Companies still grew, so people were still building stuff, and if you knew any of the "top" developers, you saw they weren't stressing. Partially, they enjoyed the work they did and weren't working for the FAANG paycheck only like the majority of people. But mostly its because when it came to doing the work, the biggest advantage that they had is they had the ability to independently figure shit out. This is where "knowing how to code = knowing how to google" and "copy pasting stackoverflow" memes came from. Whereas people that didn't were always slow because they a) were only doing what they have been taught without any interest of actually learning things, and b) they relied on others a lot for guidance.

Then came the covid hiring craze when interest rates were low and companies invested a shit ton of money into products. People needed to get hired. Standards slipped. Lots of people with very low skill got hired that should never have been.

Now, the competitive edge is back on, except this time, its about how to use LLMs. Contrary to popular belief, LLMs take skill to use, not everyone can vibe code services into production. Prompt engineering is very real. To get LLMs output good quality code you have to guide them quite a bit. If you don't have a set of personal prompts you use to get LLMs to do stuff, you are behind.

Thats the nature of the game where new grads can make 100k out of college.
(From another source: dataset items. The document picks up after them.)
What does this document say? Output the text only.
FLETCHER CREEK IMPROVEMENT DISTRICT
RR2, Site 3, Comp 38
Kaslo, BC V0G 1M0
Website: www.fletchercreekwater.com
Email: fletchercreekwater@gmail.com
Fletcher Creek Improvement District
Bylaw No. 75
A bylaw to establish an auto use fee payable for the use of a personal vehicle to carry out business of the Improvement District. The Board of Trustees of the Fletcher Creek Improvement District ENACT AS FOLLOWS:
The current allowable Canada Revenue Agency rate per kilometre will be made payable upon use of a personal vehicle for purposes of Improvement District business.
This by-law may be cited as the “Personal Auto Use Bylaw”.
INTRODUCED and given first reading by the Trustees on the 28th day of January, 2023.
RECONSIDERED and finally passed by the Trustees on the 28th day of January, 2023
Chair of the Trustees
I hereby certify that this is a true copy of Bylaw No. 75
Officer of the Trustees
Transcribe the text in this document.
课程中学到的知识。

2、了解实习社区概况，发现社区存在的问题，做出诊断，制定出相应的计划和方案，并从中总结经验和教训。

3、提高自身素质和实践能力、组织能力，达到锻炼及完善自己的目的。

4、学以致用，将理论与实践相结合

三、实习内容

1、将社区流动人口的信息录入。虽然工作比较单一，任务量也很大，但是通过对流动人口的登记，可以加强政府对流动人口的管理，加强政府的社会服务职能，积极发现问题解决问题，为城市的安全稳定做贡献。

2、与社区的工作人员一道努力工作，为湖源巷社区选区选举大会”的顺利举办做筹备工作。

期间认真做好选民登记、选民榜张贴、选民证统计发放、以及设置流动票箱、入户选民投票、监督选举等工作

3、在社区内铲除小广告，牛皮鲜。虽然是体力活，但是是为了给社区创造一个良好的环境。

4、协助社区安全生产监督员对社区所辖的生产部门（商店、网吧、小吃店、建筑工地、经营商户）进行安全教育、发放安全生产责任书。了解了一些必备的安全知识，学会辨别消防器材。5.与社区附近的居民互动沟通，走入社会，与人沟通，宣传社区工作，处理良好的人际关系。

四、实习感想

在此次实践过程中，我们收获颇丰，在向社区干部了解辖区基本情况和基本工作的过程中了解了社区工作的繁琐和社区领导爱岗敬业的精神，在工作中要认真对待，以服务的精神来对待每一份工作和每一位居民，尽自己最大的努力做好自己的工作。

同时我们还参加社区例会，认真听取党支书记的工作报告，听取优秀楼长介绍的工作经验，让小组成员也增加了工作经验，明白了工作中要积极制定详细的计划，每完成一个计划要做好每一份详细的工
That money isn't free. Learn to play the game or don't play at all.

These tools have already peaked usage, and even its greatest proponents are questioning its viability, see:

https://garymarcus.substack.com/p/is-vibe-coding-dying

I'm under the impression a lot of these tools are:

1. Aggressively pushed by VCs on company boards.

2. Productive of code that is not maintainable and becomes very difficult to deal with when it is non-trivial. 3. Not what customers want.

Don't get me wrong, I use LLMs and LLM tech in my work*, they are useful and interesting products, but they are a small part of the work and a small part of the product. Sure, there are people who use them extremely effectively, but those people are offset by those who have LLMs write code they don't understand and do not review (leading to a scenario where code is effectively ghost code often without even provenance back to the LLM that wrote it).

It seems to me that layoffs in tech are partly a cultural contagion in executive circles, but more importantly it seems to me like offshoring is much more responsible.

[*]: Mainly for codemods and reorganization of code, where I'm not really changing the intent of the code but its structure.